In a shocking incident recently, a college student who had just been back from a study tour had died of viral myocarditis. Aryasree, a third year under graduate student at Kannur SN College lost her life a few days after she came back from Chikmanglur. Dr. George Thayyil, founding head of the department of cardiology at the Lourdes Hospital in Ernakulam explains what viral myocarditis is and also its treatment.
Myocarditis is an inflammation of the heart muscles or the myocardium. Besides the viral myocarditis that had caused Aryasree’s death, bacteria, parasites and fungi too are responsible for this condition. Myocarditis sometimes occurs if you are exposed to medications and illegal drugs that might cause an allergic or toxic reaction or due to radiation therapies that are done as part of the cancer treatment. If not identified and treated at the right time, myocarditis may turn fatal.
Any viral infection can be the cause of myocarditis. It could be even due to a minor cold or fevers like pneumonia and dengue. These usually affect the lungs and the patient seeks medical treatment for the infection. However, sometimes, the infection spreads to the heart as well which causes the inflammation of the heart muscles. This in turn makes the heart reduce the rate of pumping blood and leads to abnormal heart beats. The patient would then experience fever, fainting, breathing difficulties and abnormal heart rhythms.
Once diagnosed, the patient would be advised complete bed rest, while initiating immediate medical treatment. It is important to identify whether the myocarditis is viral or bacterial before administering the appropriate medication. Myocarditis could be fatal if medical attention is not sought on time.

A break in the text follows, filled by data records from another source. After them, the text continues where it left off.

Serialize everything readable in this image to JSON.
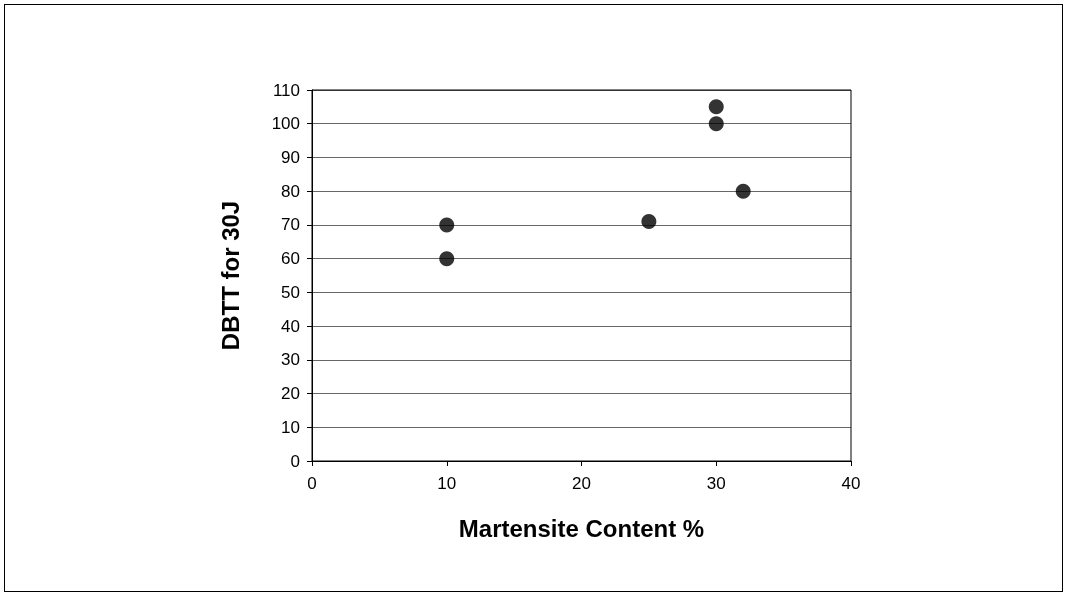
{
  "chart_data": {
    "type": "scatter",
    "xlabel": "Martensite Content %",
    "ylabel": "DBTT for 30J",
    "x": [
      10,
      10,
      25,
      30,
      30,
      32
    ],
    "series": [
      {
        "color": "#000000",
        "values": [
          70,
          60,
          71,
          105,
          100,
          80
        ]
      }
    ],
    "xlim": [
      0,
      40
    ],
    "xticks": [
      0,
      10,
      20,
      30,
      40
    ],
    "ylim": [
      0,
      110
    ],
    "yticks": [
      0,
      10,
      20,
      30,
      40,
      50,
      60,
      70,
      80,
      90,
      100,
      110
    ],
    "grid": "y",
    "marker": "circle"
  }
}
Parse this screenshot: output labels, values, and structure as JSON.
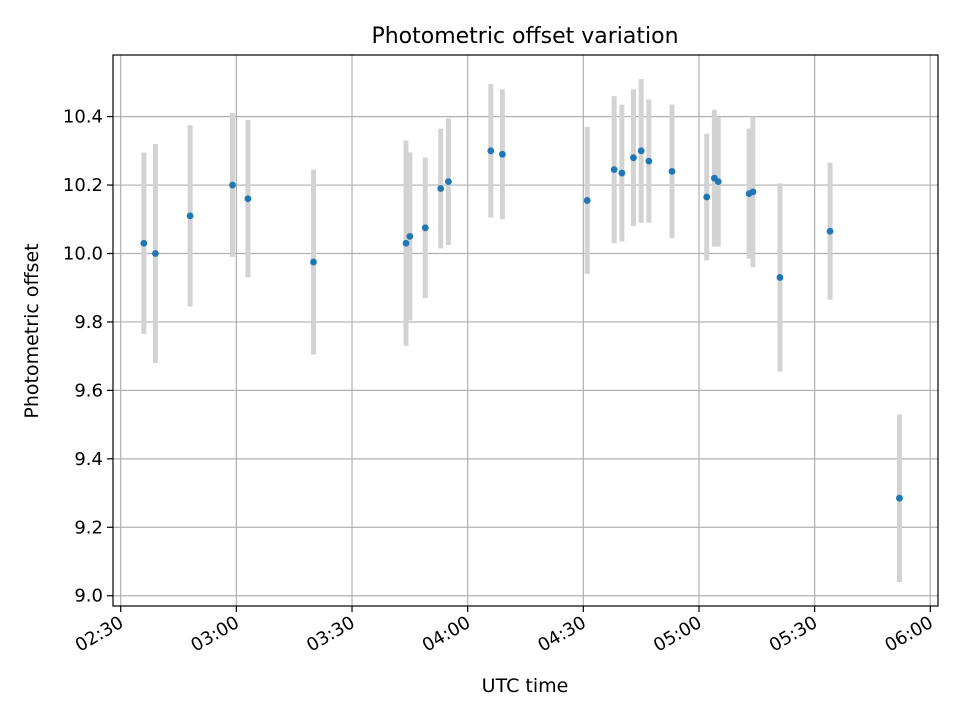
{
  "chart_data": {
    "type": "scatter",
    "title": "Photometric offset variation",
    "xlabel": "UTC time",
    "ylabel": "Photometric offset",
    "xlim": [
      "02:28",
      "06:02"
    ],
    "ylim": [
      8.97,
      10.58
    ],
    "x_ticks": [
      "02:30",
      "03:00",
      "03:30",
      "04:00",
      "04:30",
      "05:00",
      "05:30",
      "06:00"
    ],
    "y_ticks": [
      "9.0",
      "9.2",
      "9.4",
      "9.6",
      "9.8",
      "10.0",
      "10.2",
      "10.4"
    ],
    "grid": true,
    "colors": {
      "point": "#1f77b4",
      "errorbar": "#d3d3d3",
      "grid": "#b0b0b0"
    },
    "series": [
      {
        "points": [
          {
            "x": "02:36",
            "y": 10.03,
            "err": 0.265
          },
          {
            "x": "02:39",
            "y": 10.0,
            "err": 0.32
          },
          {
            "x": "02:48",
            "y": 10.11,
            "err": 0.265
          },
          {
            "x": "02:59",
            "y": 10.2,
            "err": 0.21
          },
          {
            "x": "03:03",
            "y": 10.16,
            "err": 0.23
          },
          {
            "x": "03:20",
            "y": 9.975,
            "err": 0.27
          },
          {
            "x": "03:44",
            "y": 10.03,
            "err": 0.3
          },
          {
            "x": "03:45",
            "y": 10.05,
            "err": 0.245
          },
          {
            "x": "03:49",
            "y": 10.075,
            "err": 0.205
          },
          {
            "x": "03:53",
            "y": 10.19,
            "err": 0.175
          },
          {
            "x": "03:55",
            "y": 10.21,
            "err": 0.185
          },
          {
            "x": "04:06",
            "y": 10.3,
            "err": 0.195
          },
          {
            "x": "04:09",
            "y": 10.29,
            "err": 0.19
          },
          {
            "x": "04:31",
            "y": 10.155,
            "err": 0.215
          },
          {
            "x": "04:38",
            "y": 10.245,
            "err": 0.215
          },
          {
            "x": "04:40",
            "y": 10.235,
            "err": 0.2
          },
          {
            "x": "04:43",
            "y": 10.28,
            "err": 0.2
          },
          {
            "x": "04:45",
            "y": 10.3,
            "err": 0.21
          },
          {
            "x": "04:47",
            "y": 10.27,
            "err": 0.18
          },
          {
            "x": "04:53",
            "y": 10.24,
            "err": 0.195
          },
          {
            "x": "05:02",
            "y": 10.165,
            "err": 0.185
          },
          {
            "x": "05:04",
            "y": 10.22,
            "err": 0.2
          },
          {
            "x": "05:05",
            "y": 10.21,
            "err": 0.19
          },
          {
            "x": "05:13",
            "y": 10.175,
            "err": 0.19
          },
          {
            "x": "05:14",
            "y": 10.18,
            "err": 0.22
          },
          {
            "x": "05:21",
            "y": 9.93,
            "err": 0.275
          },
          {
            "x": "05:34",
            "y": 10.065,
            "err": 0.2
          },
          {
            "x": "05:52",
            "y": 9.285,
            "err": 0.245
          }
        ]
      }
    ]
  }
}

Rarely, dengue may be the cause of myocarditis. An eco test could be done if the patient complaints of breathing difficulties, abnormal heart beats or suffocation. This would reveal the myocardial fluctuations. Diagnoses could be done through ECG and blood tests as well. If diagnosed, it is important to immediately begin treatment. Sometimes, bed rest is enough to ease myocarditis. If the patient has dengue, treatment for both should be initiated.
If the patient displays abnormal heart rhythms or suffers stroke, medicines for these too should be given. If supplementary treatments are given appropriately, then the patient could recover with just bed rest. However, if these symptoms are ignored, myocarditis could lead to death.